The goal of the survey is to provide additional information that can help researchers better describe ways that new therapies might benefit patients at home and in the community. Evaluation of strength and functional abilities for individuals with DMD is usually performed at clinical visits by doctors or physical therapists.
Although those tests work well for tracking changes in ability, they do not always describe how a person with DMD functions outside the clinic or research laboratory. Additionally, the DMD-LMS can be completed much more frequently than clinic visits and tests and can be done from anywhere, including in the home. Parent/guardian- and self-reported questionnaires about community mobility and day-to-day physical ability, when used along with clinical strength and function testing, can provide valuable additional information about how changes in strength affect people with DMD in day-to-day life.
Support by participants will ensure the use of the DMD-LMS as a patient-reported outcome measurement in future DMD clinical trials.
About the survey
Participants will spend approximately 30 minutes answering questions about how easy or hard a movement or task would be if the person with DMD had to complete it within the past seven days without help. Each question represents a specific type of body movement that is done during specific day-to-day tasks (such as walking in the community, or standing up from a chair or drinking from a glass).
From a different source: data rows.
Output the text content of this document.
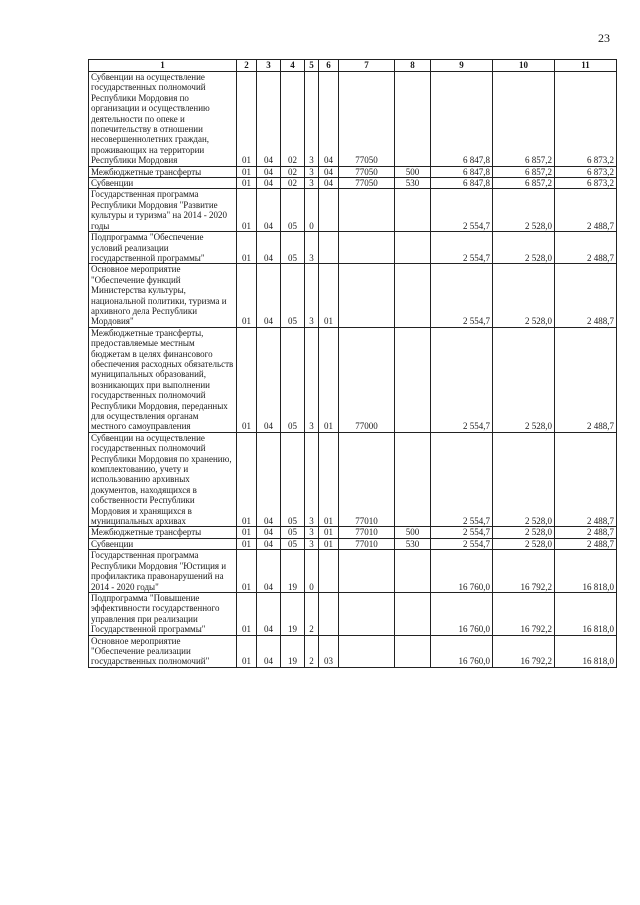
23
1	2	3	4	5	6	7	8	9	10	11
Субвенции на осуществление государственных полномочий Республики Мордовия по организации и осуществлению деятельности по опеке и попечительству в отношении несовершеннолетних граждан, проживающих на территории Республики Мордовия	01	04	02	3	04	77050		6 847,8	6 857,2	6 873,2
Межбюджетные трансферты	01	04	02	3	04	77050	500	6 847,8	6 857,2	6 873,2
Субвенции	01	04	02	3	04	77050	530	6 847,8	6 857,2	6 873,2
Государственная программа Республики Мордовия "Развитие культуры и туризма" на 2014 - 2020 годы	01	04	05	0				2 554,7	2 528,0	2 488,7
Подпрограмма "Обеспечение условий реализации государственной программы"	01	04	05	3				2 554,7	2 528,0	2 488,7
Основное мероприятие "Обеспечение функций Министерства культуры, национальной политики, туризма и архивного дела Республики Мордовия"	01	04	05	3	01			2 554,7	2 528,0	2 488,7
Межбюджетные трансферты, предоставляемые местным бюджетам в целях финансового обеспечения расходных обязательств муниципальных образований, возникающих при выполнении государственных полномочий Республики Мордовия, переданных для осуществления органам местного самоуправления	01	04	05	3	01	77000		2 554,7	2 528,0	2 488,7
Субвенции на осуществление государственных полномочий Республики Мордовия по хранению, комплектованию, учету и использованию архивных документов, находящихся в собственности Республики Мордовия и хранящихся в муниципальных архивах	01	04	05	3	01	77010		2 554,7	2 528,0	2 488,7
Межбюджетные трансферты	01	04	05	3	01	77010	500	2 554,7	2 528,0	2 488,7
Субвенции	01	04	05	3	01	77010	530	2 554,7	2 528,0	2 488,7
Государственная программа Республики Мордовия "Юстиция и профилактика правонарушений на 2014 - 2020 годы"	01	04	19	0				16 760,0	16 792,2	16 818,0
Подпрограмма "Повышение эффективности государственного управления при реализации Государственной программы"	01	04	19	2				16 760,0	16 792,2	16 818,0
Основное мероприятие "Обеспечение реализации государственных полномочий"	01	04	19	2	03			16 760,0	16 792,2	16 818,0
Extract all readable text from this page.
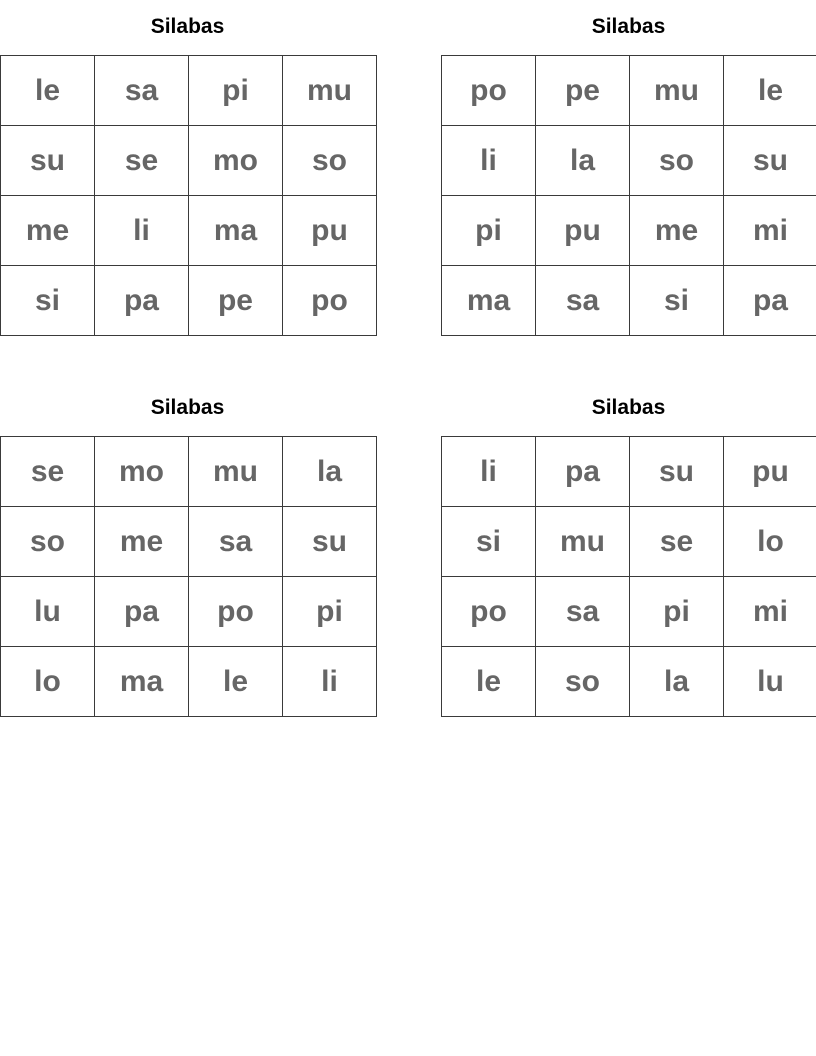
Silabas
le	sa	pi	mu
su	se	mo	so
me	li	ma	pu
si	pa	pe	po
Silabas
po	pe	mu	le
li	la	so	su
pi	pu	me	mi
ma	sa	si	pa
Silabas
se	mo	mu	la
so	me	sa	su
lu	pa	po	pi
lo	ma	le	li
Silabas
li	pa	su	pu
si	mu	se	lo
po	sa	pi	mi
le	so	la	lu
Taken together, how a person with DMD (or their parent/guardian) responds to each of the questions describes how strong they are and how well they are able to perform day-to-day tasks.
Participating in the Survey
UC Davis is recruiting up to 1,000 individuals with DMD ages 5 years and older and/or their parents/guardians to participate in the online survey project. Participants will answer the questionnaire in three stages: at enrollment, one month later and one year later.
Parents of children from 5-17 years will answer questions on behalf of their children. Adolescents 11-17 years old with DMD will answer the same questions as their parents or guardians. Adults with DMD will answer the questions without their parents/guardians.